In developed countries people are demanding that political leaders take action on climate change to save the planet for their future. Meanwhile, in developing countries, extreme events caused by climate change are displacing millions of people. For these millions, climate change is a survival issue today: they cannot wait for the future.
Fifty years ago Lake Chad occupied 10,000 km2. As a consequence of a succession of extreme droughts its area is now 1,200 km2, just 12% of what it was. The lake has always been a vital resource in an arid zone and today supports around 40 million people in the four countries that border it. According to the World Economic Forum, most are subsistence farmers and around 63% are destitute and living on land that is becoming uninhabitable. During the dry season, men leave to find work elsewhere. Conflict in surrounding countries limits their options. The majority migrate internally and a minority attempt the migration to Europe, which is costly and dangerous. The consequence is the fracturing of communities, with the women and children who are left behind carrying an increasing burden.
The United Nations Refugee Agency reports that worldwide, in 2018, increasing desertification, rising sea levels and extreme weather events were responsible for the displacement of around 16 million people. By 2050, that number will grow ten-fold (150 to 200 million). The most vulnerable countries are already experiencing increasing environmental pressure forcing people to migrate. But where can they go? Climate-induced migration does not attract the same attention or protections as that given to Refugees.
The UN’s Global Compact for Migration, developed in December 2018, recognises the interaction of climate change, environmental degradation and natural disasters and calls for a more coherent international approach using existing legal instruments. Inevitably, the lead must be taken by the developed nations but application requires collaboration and leadership. In the Sahel, for example, increasing climate-induced degradation will force many to seek a sustainable existence elsewhere. For some that is likely to be in the developed North. Application of the Compact may not be straightforward: for example, nine EU members did not support the Compact when it was signed. Reluctance such as this may further hinder any practical application of the Compact. So what can be done? And can it be done soon enough?
Displaced people need help now. No poor country can do this alone. External aid is fundamental but has to be targeted at, and provided in collaboration with local communities. Such aid is likely to involve specialised agencies focusing on practical development projects meeting urgent local needs such as improving traditional farming techniques by transferring environmentally appropriate good practice from elsewhere in the world. Or it may involve community-level economic development specifically to provide more employment and alternative income streams as a means of countering the need to migrate. There are already many aid organisations with the skills and experience to help. The scale of the problem, and the speed at which it is advancing, is such that the developed world must invest in up-scaling the necessary localised actions. There is an urgent need in the developing world to build resilience through the supported self-development of local communities.

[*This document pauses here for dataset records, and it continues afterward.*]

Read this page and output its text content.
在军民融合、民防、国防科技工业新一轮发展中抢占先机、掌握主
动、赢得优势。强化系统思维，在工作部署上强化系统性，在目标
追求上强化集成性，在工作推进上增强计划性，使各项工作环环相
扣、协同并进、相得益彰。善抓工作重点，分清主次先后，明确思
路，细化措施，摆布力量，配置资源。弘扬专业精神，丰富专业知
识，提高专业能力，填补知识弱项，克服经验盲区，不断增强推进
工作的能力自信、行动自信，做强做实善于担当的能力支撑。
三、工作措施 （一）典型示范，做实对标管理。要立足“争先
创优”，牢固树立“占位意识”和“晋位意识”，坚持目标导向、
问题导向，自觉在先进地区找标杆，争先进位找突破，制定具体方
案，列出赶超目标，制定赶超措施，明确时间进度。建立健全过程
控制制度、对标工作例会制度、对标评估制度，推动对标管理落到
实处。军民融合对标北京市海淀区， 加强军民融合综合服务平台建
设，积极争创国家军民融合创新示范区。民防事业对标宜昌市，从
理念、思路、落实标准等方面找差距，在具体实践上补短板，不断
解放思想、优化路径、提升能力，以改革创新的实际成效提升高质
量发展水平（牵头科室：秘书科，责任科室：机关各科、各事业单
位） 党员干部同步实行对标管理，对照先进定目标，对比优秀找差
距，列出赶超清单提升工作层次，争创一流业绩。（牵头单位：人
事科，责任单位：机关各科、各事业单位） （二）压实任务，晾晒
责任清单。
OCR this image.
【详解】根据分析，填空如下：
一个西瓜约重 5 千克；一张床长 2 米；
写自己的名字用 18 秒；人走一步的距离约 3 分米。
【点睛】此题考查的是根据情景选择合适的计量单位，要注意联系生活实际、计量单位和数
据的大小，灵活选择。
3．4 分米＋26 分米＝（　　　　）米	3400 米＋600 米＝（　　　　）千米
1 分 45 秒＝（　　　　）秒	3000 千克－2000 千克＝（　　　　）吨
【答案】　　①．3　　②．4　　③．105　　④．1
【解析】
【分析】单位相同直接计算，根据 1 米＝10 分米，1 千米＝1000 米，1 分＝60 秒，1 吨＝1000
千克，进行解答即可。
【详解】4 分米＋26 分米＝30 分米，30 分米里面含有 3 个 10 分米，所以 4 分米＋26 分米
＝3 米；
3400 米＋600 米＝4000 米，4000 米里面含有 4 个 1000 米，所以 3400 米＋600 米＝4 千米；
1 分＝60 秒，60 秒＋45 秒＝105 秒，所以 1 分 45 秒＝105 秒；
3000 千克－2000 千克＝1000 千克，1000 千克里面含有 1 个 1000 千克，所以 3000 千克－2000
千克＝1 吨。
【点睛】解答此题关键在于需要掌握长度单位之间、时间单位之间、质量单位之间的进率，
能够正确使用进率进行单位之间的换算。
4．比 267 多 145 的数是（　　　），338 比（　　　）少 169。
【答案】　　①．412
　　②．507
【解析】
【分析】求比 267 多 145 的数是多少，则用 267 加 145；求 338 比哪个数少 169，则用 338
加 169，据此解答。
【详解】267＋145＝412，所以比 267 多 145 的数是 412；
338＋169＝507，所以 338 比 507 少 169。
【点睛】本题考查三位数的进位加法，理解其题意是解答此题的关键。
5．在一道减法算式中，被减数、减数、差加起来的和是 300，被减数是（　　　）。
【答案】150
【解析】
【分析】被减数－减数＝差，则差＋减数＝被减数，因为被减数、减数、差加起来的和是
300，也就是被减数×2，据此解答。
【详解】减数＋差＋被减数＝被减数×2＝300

The long-term goal of controlling climate change is, of course, imperative. But action is needed now to help those most affected. If the developed world were to take a self-interested view it might amortise the costs of immediate action against the much higher costs of migration in thirty years or so. It isn’t altruism. Economic migration is already causing political and social problems in formerly tolerant countries: imagine what a ten-fold increase might do.
Think of it as a modern environmental Marshall Plan that supports indigenous innovation through practical partnerships to transfer specific skills such as finding and delivering water, developing renewable energy, growing alternative crops, improving education and community development and a host of other sustainable projects in order to build the necessary long-term resilience. What must be avoided is any form of neo-colonialist exploitation. A country’s people are its greatest resource. Invest in them and you help the country to help itself.